Is this good or bad? I'd say it's more good than bad. It's good for web searchers who use Google. And it can be good for webmasters and marketers, as long as you're aware of Google's new spidering policy and you design your web forms with the Googlebot's new capabilities in mind.

Take a typical B2B landing page. It's a single page with an offer -- let's say "Download our latest white paper on widgets!". But in order to get the white paper PDF, the visitor needs to fill out the form. Under the old rules, Google wouldn't be able to get to that white paper because it was housed behind the form.

But with this new initiative, Google might try to fill out that form and get to the white paper. Once it gets there, it would spider the white paper (because of course Google can index PDFs) and the white paper might appear in search results. So if someone types in "Widgets" and your white paper is relevant enough, it could appear high in the search results and people could be viewing it thanks to Google -- without filling out the form!

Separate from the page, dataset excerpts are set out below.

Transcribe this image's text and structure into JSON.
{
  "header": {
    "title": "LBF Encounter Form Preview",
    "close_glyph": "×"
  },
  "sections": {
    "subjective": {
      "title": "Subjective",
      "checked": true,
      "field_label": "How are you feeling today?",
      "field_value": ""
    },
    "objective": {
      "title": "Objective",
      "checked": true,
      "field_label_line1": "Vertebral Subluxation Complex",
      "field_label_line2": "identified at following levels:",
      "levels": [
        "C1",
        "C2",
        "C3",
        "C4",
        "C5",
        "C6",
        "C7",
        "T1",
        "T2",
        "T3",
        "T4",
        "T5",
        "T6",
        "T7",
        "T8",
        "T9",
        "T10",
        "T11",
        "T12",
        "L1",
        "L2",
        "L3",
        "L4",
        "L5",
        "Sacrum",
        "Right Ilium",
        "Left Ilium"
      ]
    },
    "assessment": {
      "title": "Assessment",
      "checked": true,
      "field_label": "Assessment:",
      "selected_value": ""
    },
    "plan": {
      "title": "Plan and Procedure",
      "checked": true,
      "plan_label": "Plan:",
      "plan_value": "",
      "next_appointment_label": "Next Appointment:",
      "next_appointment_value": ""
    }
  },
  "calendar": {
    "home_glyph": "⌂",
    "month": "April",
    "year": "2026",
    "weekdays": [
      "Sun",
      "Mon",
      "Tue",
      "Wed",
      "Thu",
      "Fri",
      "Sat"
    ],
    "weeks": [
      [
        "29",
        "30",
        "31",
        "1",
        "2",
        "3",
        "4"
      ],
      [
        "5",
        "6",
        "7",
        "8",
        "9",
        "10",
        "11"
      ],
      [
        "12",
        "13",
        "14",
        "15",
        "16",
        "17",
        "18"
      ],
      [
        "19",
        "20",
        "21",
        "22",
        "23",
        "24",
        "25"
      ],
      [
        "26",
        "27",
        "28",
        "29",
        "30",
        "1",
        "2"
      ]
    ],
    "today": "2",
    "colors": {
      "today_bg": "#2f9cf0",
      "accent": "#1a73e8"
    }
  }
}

So if you have critical pieces of content like white papers that you don't want to appear in Google searches, make sure you exclude those form pages in your robots.txt file. (A simple Google search can tell you how to edit your site's robots.txt file.)

Thursday, April 17, 2008

Webcasts: What's more important -- leads or thought leadership?

The April 7 issue of BtoB magazine has a graph with results from an online poll they conducted about webcasts. The question was "What's your top webinar objective?" and the two choices were leads or thought leadership. Interestingly enough, 69% said their top objective was thought leadership and only 31% picked leads.

These results really surprised me. I'm sure this wasn't a scientific poll, so perhaps I should take this data with a grain of salt. But in my many years of experience conducting webcasts, I'm accustomed to most sponsors being obsessed with leads. That's how sponsors usually evaluate success -- based on number of registrants and number of attendees, plus the quality of those people. It's just the way many companies are set up right now...they're dependent upon leads.

But after thinking about this poll, I realize just how difficult of a question "thought leadership or leads" is. A webcast needs to do both to be effective, so it's silly to say that one or the other is the primary goal.

If a webcast doesn't generate leads, it's going to be difficult for the sponsor to quantify results. How will sales and marketing turn that thought leadership into action without leads? But on the other hand, if the webcast doesn't provide thought leadership, the leads are actionable but they're not nearly as valuable. After all, there are a lot of easier and less expensive ways to get leads. But the thought leadership conveyed during a well-executed webcast, combined with the fact that the person just sat through an hour-long presentation about a topic, makes for a very qualified lead.

This is exactly why I believe webcasts are so popular in B2B markets right now. It's not about the lead -- nor is it about the thought leadership. It's an inseparable combination of the two.